Una campana nella biblioteca-museo Jfk di Boston, poi, c'è ma non è quella che descritta dell'assessore all'istruzione e cultura della Provincia di Trento Bisesti o del suo capo di gabinetto Asson o da tutti i seguaci di Qanon: è la replica del Freedom Bell simbolo dell'amicizia tedesco-americana data a John F. Kennedy dal sindaco di Berlino Ovest Willy Brandt nel 1961 (qui il link del museo).
Ma il colpo del ''ko'', a proposito di campana, arriva proprio da Boston dalla John F. Kennedy Presidential Library and Museum che a precisa domanda de Il Dolomiti sull'esistenza di questa campana descritta dall'assessore alla cultura della Provincia autonoma di Trento con tanto di motto, ha risposto: ''Non abbiamo trovato alcuna prova nei nostri archivi e collezioni di artefatti del museo, ritagli giornalistici o fonti secondarie accademiche. Non abbiamo nemmeno trovato alcuna indicazione che John F. Kennedy abbia mai usato, detto o scritto questa frase''.

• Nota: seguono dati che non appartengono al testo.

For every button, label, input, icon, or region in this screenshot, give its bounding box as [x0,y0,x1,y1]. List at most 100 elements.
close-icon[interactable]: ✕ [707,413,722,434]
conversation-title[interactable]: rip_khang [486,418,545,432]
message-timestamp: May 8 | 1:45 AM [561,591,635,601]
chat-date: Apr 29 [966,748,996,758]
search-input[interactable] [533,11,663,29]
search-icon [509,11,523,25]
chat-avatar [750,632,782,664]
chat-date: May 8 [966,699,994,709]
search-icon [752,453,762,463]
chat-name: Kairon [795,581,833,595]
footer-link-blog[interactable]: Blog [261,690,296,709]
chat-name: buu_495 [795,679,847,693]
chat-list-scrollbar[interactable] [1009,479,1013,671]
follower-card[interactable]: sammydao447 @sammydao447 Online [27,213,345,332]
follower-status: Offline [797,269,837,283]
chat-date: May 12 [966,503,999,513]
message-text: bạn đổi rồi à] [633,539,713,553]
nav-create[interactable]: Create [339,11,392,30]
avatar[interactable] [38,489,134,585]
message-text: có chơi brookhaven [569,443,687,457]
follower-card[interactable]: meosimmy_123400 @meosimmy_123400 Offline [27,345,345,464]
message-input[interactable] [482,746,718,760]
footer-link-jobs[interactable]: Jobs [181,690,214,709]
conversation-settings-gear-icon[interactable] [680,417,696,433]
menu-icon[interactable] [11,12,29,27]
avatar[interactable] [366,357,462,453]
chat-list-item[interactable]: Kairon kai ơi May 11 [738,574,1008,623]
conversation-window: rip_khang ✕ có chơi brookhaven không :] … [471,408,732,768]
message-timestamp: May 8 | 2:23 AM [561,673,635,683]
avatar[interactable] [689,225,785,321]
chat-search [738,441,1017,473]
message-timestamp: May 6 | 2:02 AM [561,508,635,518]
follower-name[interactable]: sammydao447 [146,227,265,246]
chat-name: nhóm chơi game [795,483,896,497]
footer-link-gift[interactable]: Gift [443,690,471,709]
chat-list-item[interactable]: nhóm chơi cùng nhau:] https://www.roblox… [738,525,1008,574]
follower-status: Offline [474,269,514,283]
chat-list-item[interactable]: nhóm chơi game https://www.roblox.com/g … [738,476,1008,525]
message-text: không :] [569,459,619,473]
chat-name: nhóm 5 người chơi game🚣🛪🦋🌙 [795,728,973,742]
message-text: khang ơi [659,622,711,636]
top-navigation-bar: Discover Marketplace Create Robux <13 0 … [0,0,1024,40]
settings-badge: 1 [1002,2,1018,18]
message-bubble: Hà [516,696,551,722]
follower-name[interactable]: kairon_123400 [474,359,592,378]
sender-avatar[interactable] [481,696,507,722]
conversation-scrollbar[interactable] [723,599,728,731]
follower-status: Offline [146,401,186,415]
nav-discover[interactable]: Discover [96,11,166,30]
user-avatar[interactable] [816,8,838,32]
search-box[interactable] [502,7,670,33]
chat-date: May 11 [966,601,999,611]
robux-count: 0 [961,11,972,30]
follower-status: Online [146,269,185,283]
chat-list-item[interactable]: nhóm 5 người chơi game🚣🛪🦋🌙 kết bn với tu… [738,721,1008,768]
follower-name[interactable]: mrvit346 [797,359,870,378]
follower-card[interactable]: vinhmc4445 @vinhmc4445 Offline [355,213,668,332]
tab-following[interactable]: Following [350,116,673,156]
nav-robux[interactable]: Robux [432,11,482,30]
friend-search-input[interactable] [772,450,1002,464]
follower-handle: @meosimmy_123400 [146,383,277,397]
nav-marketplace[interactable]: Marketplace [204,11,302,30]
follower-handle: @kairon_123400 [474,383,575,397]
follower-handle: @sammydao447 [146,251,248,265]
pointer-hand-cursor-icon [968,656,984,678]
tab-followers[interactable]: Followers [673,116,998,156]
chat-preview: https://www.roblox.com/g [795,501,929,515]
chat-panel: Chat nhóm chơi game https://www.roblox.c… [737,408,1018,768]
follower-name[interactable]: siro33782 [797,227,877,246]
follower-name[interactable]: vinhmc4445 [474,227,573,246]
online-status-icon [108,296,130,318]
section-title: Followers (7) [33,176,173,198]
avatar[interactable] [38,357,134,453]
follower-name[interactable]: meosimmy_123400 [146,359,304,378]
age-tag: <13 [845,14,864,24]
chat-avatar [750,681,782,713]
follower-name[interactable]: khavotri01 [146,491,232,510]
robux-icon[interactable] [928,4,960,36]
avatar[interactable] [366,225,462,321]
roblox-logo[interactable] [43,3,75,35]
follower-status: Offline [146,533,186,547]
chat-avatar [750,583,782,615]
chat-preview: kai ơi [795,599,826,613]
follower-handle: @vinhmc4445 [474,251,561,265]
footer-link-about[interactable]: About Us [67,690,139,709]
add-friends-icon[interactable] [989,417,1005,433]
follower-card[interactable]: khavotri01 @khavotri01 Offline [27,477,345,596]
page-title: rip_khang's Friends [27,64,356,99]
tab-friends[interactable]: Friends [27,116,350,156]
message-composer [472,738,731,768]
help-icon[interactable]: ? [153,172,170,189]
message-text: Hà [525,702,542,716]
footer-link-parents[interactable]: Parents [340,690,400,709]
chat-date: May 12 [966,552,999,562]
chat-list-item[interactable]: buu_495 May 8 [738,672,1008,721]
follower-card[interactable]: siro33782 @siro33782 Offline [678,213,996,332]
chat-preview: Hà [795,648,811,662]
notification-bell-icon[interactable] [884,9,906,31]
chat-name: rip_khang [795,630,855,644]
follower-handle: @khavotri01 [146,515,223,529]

Visto che tutte le giustificazioni fornite dall’assessore sembrano inconsistenti sarebbe il caso di spiegare davvero come mai quei riferimenti al movimento estremista di Qanon siano apparsi sui profili social di Andrea Asson e ora dovrà spiegare anche perché lui ha messo in un atto istituzionale certe fesserie. Possibilmente senza usare altre bufale provenienti da quell'ambiente perché se prima vi erano dei dubbi ora si comincia ad avere la certezza che nell'assessorato all'istruzione e cultura della Provincia autonoma di Trento c'è chi è talmente intriso di teorie strampalate e complottare da non rendersi nemmeno conto che sta mettendo nero su bianco proprio delle bufale. La firma, però, sul documento ufficiale, questa volta, non è di quello che condivideva di tutto e di più su Qanon sui social ma è di Mirko Bisesti. Chi ne risponderà?